As a first step, I put the data into a graph format, using the igraph package. At this exploratory, I am working with country-level data globally.
#2013 Graph
#Create node dataset
countries <- as.data.frame(cbind(unique(raw$sourcecountry), unique(raw$sourceiso)))
countries2 <- as.data.frame(cbind(unique(raw$hostcountry), unique(raw$hostiso)))
colnames(countries) <- c("country", "iso")
colnames(countries2) <- c("country", "iso")
countries <- rbind(countries, countries2)
countries <- as.data.frame(unique(countries))
nodes <- countries %>% select(iso)
colnames(nodes) <- c("nodes")
#Links: creating edges by aggregation
raw <- raw %>% mutate(link = 1)
links <- raw %>%
group_by(sourceiso, hostiso) %>% filter(year ==2013) %>% summarize(weight = sum(link), value = sum(capitalinvestment))

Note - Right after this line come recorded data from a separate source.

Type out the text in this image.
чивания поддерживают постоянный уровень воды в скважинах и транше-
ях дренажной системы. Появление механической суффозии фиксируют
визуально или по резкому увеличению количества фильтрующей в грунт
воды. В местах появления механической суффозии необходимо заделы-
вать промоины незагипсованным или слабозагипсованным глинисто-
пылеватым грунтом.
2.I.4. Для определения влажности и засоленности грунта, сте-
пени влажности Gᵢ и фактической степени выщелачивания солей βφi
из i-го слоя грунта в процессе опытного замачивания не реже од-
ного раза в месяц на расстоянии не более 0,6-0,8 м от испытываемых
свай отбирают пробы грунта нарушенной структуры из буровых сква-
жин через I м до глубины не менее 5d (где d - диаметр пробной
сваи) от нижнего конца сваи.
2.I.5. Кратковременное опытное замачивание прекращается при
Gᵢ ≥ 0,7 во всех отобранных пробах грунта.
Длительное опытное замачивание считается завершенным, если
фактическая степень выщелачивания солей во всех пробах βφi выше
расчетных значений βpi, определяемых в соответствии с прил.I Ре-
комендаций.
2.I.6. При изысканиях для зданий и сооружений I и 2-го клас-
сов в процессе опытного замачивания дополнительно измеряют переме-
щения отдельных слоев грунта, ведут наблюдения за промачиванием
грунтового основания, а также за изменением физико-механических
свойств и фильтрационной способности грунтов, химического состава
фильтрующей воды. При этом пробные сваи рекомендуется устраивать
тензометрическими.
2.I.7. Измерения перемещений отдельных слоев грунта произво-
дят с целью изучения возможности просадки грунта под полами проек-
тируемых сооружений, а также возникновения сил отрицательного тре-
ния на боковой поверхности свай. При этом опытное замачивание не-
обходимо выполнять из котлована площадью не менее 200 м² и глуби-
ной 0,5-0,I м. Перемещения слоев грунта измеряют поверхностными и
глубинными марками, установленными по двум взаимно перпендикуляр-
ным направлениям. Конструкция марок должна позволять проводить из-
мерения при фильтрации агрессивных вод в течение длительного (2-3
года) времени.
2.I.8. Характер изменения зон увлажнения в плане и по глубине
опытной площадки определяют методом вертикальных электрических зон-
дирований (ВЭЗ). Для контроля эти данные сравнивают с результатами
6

##agnodes: adjust nodes for dropped countries
agnodes <- nodes %>% filter(nodes %in% links$sourceiso | nodes %in% links$hostiso)
#Make igraph
net <- graph_from_data_frame(d=links, vertices = agnodes, directed = T)
#All time graph
allnodes <- nodes
#Links: creating edges by aggregation
raw <- raw %>% mutate(link = 1)
alllinks <- raw %>%
group_by(sourceiso, hostiso) %>% summarize(weight = sum(link), value = sum(capitalinvestment))
##agnodes: adjust nodes for dropped countries
#Make igraph
allnet <- graph_from_data_frame(d=alllinks, vertices = allnodes, directed = T)
Now I look at some key network statistics over the period. The following graphs present dynamic evolution of measures of connectedness such as degrees and centrality.
While these measures fluctuate overtime, it is also apparent that the network is very much a tier-ed one, where the top tier persistently dominates over the period with little breakouts.